América needs change, but she doesn’t foresee the radical change waiting for her steps from her door in the suburbs of Boston. There, América witnesses family violence that ends in fatality. América’s new destiny is Argentina, where her reclusive anti-American grandmother Lucía (Ana María Colombo) receives her without a single smile. Lucía doesn’t speak a word of English and lives in a rundown home in the outskirts of Buenos Aires.
3 Américas is Cristina Kotz Cornejo’s first feature film. Born in Buenos Aires, Argentina and based in Boston, Cristina also teaches Film Production at Emerson College. She wrote, produced, edited and directed this film which took its first steps at the Sundance Screenwriter’s Lab and counted with the support of NALIP, IFP and the Moving Image Fund grants from LEF Foundation. América’s story developed from a Bostonian North American tale into an international one, making its way to Argentina. The film was ready for shooting after three years of writing and polishing. Besides three Americas, this independent, low-budget film has another three compelling elements that make it worth watching.
First of all, the script is very tight, reduced to its minimum set of lines. The words are meaningful and precise. This leads directly to the second fundamental element: the acting. Although only a few standout, everyone in the film is well-casted. Kristen González (América) achieves a convincing role in her debut. Ana María Colombo (who plays Lucía), with vast experience in Argentine theatre and television, delivers a masterclass. The last element in question is the very smart use of resources. It is tempting to show Buenos Aires in full glamour, depicting its iconic tango, its many restaurants and distinctive nightlife. But Kotz Cornejo managed the temptation, taking full advantage of the budget. She set the story in the town of Ramos Mejía outside of the main city center, captivating the essence of an Argentine life that not so many know about it.
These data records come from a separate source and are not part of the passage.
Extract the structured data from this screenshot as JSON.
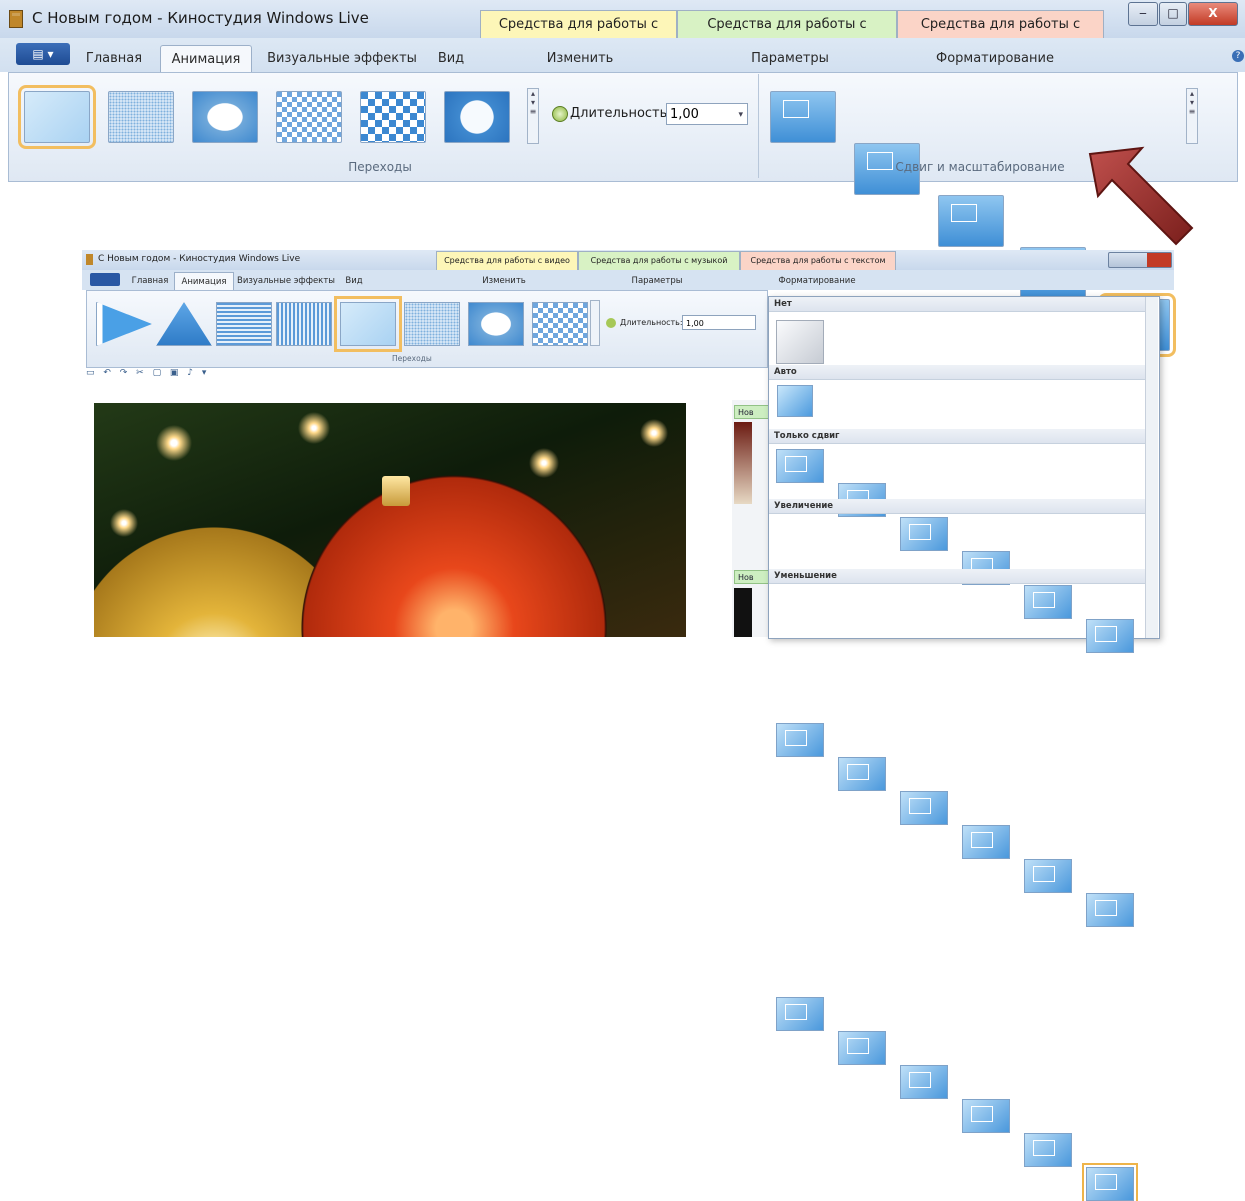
{
  "top": {
    "window_title": "С Новым годом - Киностудия Windows Live",
    "context_tabs": [
      {
        "label": "Средства для работы с видео",
        "color": "#fdf6b8"
      },
      {
        "label": "Средства для работы с музыкой",
        "color": "#d8f2c4"
      },
      {
        "label": "Средства для работы с текстом",
        "color": "#fbd4c7"
      }
    ],
    "window_buttons": {
      "minimize": "‒",
      "maximize": "□",
      "close": "X"
    },
    "file_menu_glyph": "▤ ▾",
    "tabs": [
      "Главная",
      "Анимация",
      "Визуальные эффекты",
      "Вид"
    ],
    "context_subtabs": [
      "Изменить",
      "Параметры",
      "Форматирование"
    ],
    "active_tab": "Анимация",
    "help_glyph": "?",
    "transitions_label": "Переходы",
    "pan_zoom_label": "Сдвиг и масштабирование",
    "duration_label": "Длительность:",
    "duration_value": "1,00"
  },
  "bottom": {
    "window_title": "С Новым годом - Киностудия Windows Live",
    "context_tabs": [
      "Средства для работы с видео",
      "Средства для работы с музыкой",
      "Средства для работы с текстом"
    ],
    "tabs": [
      "Главная",
      "Анимация",
      "Визуальные эффекты",
      "Вид"
    ],
    "context_subtabs": [
      "Изменить",
      "Параметры",
      "Форматирование"
    ],
    "duration_label": "Длительность:",
    "duration_value": "1,00",
    "transitions_label": "Переходы",
    "film_labels": [
      "Нов",
      "Нов"
    ],
    "gallery": {
      "sections": [
        "Нет",
        "Авто",
        "Только сдвиг",
        "Увеличение",
        "Уменьшение"
      ]
    }
  }
}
Sergio (Nicolás Meradi), a multi-functional plumber-electrician and neighbor, keeps América grounded and helps her to adapt to a new culture with its idiosyncrasies and language. In this foreign environment, everything must be fixed rather than replaced, “cartonear” (cardboard collecting and selling) is an honest job, and little things can make a difference. The relationship between América and her grandmother Lucía goes from bad to worse until Lucía suffers a stroke –a turning point– leading to an adaptation and learning process for both grandmother and grandchild. Though the story takes some time to catch our interest during Boston scenes, it fully develops in Argentina, bringing together those 3 elements. Simple doesn’t mean easy, but when it succeeds as a formula, it reveals the core of independent film. I wonder if there is a second feature in the works. If not, maybe there’s still time to enroll in one of Kotz Cornejo’s Emerson classes.